A key selling point snap apps have over traditional app distribution methods is improved security.
Snap apps, the Snapcraft website boasts, are “safe to run”:
“Not only are snaps kept separate, their data is kept separate too. Snaps communicate with each other only in ways that you approve”
A great example of the control we have over these sandboxed apps can be found in the desktop Ubuntu Software store.
Here, a “Permissions” button is shown in the store listing for Snaps you have installed. Clicking the button opens a small dialog with options to enable/disable various permissions:
In the screenshot above you can see the permissions dialog presented for the official Spotify snap app, which I have installed on my system.
It lists three permissions that I, as a user, have control over, two of which are enabled:
- Access files in your home folder
- Read system mount information and disk quotas
- Play and record sound
When I installed (and first launched) the Spotify snap app I was not asked to grant any of the permissions that are listed. So why and how are they already enabled?
Remember to Check Auto-connect Permissions
Certain permissions (‘interfaces‘ in Snapcraft parlance) are granted automatically when you make the decision to install a Snap app.
You can enable/disable Snap app permissions at any time, just like on recent versions Android
These “auto connect” permissions typically cater to core functionality, such as being able to draw a window using the display server, or play sound through your speakers.
Other auto connect permissions tend to be helpful rather than functional, like allowing an app to open non-hidden files kept in your home directory.
Canonical encourages Snap app developers to make interfaces optional where possible, and suggests that devs instead ask users to enable a permission via an in-app dialog the first time they try to access a feature that has additional requirements.

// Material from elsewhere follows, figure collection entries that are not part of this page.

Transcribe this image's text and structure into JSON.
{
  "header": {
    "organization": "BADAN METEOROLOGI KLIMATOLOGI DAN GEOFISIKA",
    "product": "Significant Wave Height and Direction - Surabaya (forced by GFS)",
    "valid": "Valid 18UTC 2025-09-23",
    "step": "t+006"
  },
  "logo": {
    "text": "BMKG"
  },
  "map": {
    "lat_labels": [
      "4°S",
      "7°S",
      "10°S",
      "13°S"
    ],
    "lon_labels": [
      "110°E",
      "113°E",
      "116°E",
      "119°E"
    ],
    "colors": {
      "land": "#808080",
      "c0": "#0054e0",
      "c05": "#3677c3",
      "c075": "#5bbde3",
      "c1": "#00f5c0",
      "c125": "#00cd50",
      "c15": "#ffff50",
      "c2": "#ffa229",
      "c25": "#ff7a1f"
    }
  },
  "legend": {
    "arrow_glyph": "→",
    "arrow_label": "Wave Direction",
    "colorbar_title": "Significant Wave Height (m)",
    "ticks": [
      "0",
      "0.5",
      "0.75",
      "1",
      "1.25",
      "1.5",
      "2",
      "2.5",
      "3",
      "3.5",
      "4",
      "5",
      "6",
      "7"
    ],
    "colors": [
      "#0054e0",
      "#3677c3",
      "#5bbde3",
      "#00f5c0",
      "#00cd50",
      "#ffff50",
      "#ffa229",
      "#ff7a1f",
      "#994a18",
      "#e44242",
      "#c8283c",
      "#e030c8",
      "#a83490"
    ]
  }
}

The benefit with Snap versions of apps is that you’re (mostly) in control of these permissions, even after they’ve been granted or okayed.
You can enable/disable Snap app permissions at any time, just like on more recent versions Android.
And my screen you can see that Spotify has access to read my home folder files. I don’t want Spotify to be able to have this access because, quite simply, I have zero intention of using Spotify to play local MP3 files (a feature people often forget it has).
Using the Snap permissions manager in the Ubuntu Software tool I can disable that ability very easily.
No command line flags, no hidden dconf settings, no drama; just straightforward control over the software that’s running on my system.